The study was written by several intertribal organizations representing 15 Native American Tribes in the U.S. Columbia Basin, and several First Nations in British Columbia.  

“The study provides a brief history of the construction and management of Columbia River dams and the consequent devastating impact on salmon populations and the native peoples who depended on salmon for food, trade, and culture,” reported Rachael Paschal Osborn of the Columbia Institute for Water Policy.

 Prior to dam construction, 1.1 million sockeye, Chinook, steelhead and coho salmon returned to the rivers above Grand Coulee.  Of those fish, tribal members harvested about 644,000, according to the Fish Passage Report.  Total salmon consumption ranged from 6.8 to 13.1 million pounds per year.  Salmon was a key component of the diet of Upper Columbia Tribes and First Nations prior to extirpation—local extinction, D.R. said.

 “The survey of rivers and lakes that once supported salmon species is impressive.
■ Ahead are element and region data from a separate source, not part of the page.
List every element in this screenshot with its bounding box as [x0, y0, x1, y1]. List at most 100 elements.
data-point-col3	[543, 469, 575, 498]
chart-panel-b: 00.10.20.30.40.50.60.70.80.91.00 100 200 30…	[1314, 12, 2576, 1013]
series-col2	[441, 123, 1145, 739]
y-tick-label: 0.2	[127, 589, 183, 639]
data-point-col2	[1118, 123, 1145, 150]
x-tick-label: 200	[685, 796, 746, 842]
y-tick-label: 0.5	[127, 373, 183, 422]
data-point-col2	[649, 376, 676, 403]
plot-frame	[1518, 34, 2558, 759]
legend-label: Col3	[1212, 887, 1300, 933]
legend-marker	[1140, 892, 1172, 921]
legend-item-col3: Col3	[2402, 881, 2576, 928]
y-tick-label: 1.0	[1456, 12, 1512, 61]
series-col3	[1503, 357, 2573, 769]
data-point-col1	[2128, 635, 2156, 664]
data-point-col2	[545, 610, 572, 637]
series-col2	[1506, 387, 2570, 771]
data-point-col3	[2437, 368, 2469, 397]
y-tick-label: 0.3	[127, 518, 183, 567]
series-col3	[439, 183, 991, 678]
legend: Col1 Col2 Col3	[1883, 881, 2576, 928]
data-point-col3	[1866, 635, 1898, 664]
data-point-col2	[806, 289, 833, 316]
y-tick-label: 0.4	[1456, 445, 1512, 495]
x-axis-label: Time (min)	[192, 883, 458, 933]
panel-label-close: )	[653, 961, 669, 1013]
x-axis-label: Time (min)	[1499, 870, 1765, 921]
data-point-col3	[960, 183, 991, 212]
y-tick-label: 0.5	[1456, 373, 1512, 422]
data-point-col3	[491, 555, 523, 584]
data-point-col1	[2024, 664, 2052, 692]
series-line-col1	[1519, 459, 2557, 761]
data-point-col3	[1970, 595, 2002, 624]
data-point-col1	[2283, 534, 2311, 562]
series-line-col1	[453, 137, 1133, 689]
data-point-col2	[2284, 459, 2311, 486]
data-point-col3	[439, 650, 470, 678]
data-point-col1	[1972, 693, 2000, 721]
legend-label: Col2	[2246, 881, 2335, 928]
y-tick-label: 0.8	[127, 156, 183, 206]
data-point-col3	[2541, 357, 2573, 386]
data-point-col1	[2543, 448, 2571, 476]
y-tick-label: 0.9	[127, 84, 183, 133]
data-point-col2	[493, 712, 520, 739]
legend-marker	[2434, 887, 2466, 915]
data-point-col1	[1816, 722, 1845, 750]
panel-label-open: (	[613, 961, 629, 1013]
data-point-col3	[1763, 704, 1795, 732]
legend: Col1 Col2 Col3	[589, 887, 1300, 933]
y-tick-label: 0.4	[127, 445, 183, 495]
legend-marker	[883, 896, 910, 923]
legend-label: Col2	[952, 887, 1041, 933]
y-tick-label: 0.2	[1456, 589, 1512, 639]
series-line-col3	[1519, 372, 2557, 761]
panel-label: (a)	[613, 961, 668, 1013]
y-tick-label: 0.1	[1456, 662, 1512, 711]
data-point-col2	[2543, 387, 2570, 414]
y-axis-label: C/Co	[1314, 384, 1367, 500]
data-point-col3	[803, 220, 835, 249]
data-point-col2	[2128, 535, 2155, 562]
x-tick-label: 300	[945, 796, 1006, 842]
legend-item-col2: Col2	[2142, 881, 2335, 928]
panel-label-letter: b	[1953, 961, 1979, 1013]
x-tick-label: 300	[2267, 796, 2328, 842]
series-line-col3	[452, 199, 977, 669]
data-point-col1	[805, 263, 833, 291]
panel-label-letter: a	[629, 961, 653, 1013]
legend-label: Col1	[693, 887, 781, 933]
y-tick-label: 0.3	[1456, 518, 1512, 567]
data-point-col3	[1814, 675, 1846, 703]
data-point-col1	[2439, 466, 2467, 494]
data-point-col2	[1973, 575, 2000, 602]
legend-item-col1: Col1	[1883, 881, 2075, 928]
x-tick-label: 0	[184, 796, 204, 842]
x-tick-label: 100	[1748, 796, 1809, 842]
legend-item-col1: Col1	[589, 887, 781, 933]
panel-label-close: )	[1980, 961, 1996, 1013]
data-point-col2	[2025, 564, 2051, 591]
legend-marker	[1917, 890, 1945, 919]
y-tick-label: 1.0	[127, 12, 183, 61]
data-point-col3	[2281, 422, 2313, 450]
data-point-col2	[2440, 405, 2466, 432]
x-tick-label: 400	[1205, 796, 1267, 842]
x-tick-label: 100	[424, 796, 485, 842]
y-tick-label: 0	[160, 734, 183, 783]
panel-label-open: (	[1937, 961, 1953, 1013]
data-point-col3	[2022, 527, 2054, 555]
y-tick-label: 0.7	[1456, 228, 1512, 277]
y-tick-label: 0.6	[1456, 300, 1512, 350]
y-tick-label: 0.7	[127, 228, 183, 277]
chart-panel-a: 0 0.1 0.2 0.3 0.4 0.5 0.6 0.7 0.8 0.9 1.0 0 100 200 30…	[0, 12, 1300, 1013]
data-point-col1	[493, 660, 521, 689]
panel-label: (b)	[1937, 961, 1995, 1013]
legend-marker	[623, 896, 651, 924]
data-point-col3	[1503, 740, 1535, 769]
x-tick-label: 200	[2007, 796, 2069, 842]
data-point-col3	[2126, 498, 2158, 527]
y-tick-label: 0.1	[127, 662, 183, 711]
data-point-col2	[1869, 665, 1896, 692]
In the U.S., the list includes the Spokane, Little Spokane, Hangman, Sanpoil, Kettle, Colville, Pend Oreille, and Kootenai Rivers.  In British Columbia, salmon inhabited the Kootenay, Slocan, and Salmo Rivers, and the Columbia River lakes all the way to the headwaters, including the Lower and Upper Arrow, Windermere and Columbia Lakes, and others,” Rachael said.

 The tribes propose a multi-step process to evaluate fish passage technology, donor fish stocks, quantity and quality of habitat, and hydrosystem operating changes necessary to accommodate salmon reintroduction.   Studies would also evaluate the socio-economic benefits of returning salmon to the Upper Columbia basin, for Tribes and First Nations, and non-native peoples, including recreational, subsistence and commercial fishers.

 The study was prepared as part of preparation for negotiations over the Columbia River Treaty between the United States and Canada, expected to begin this year.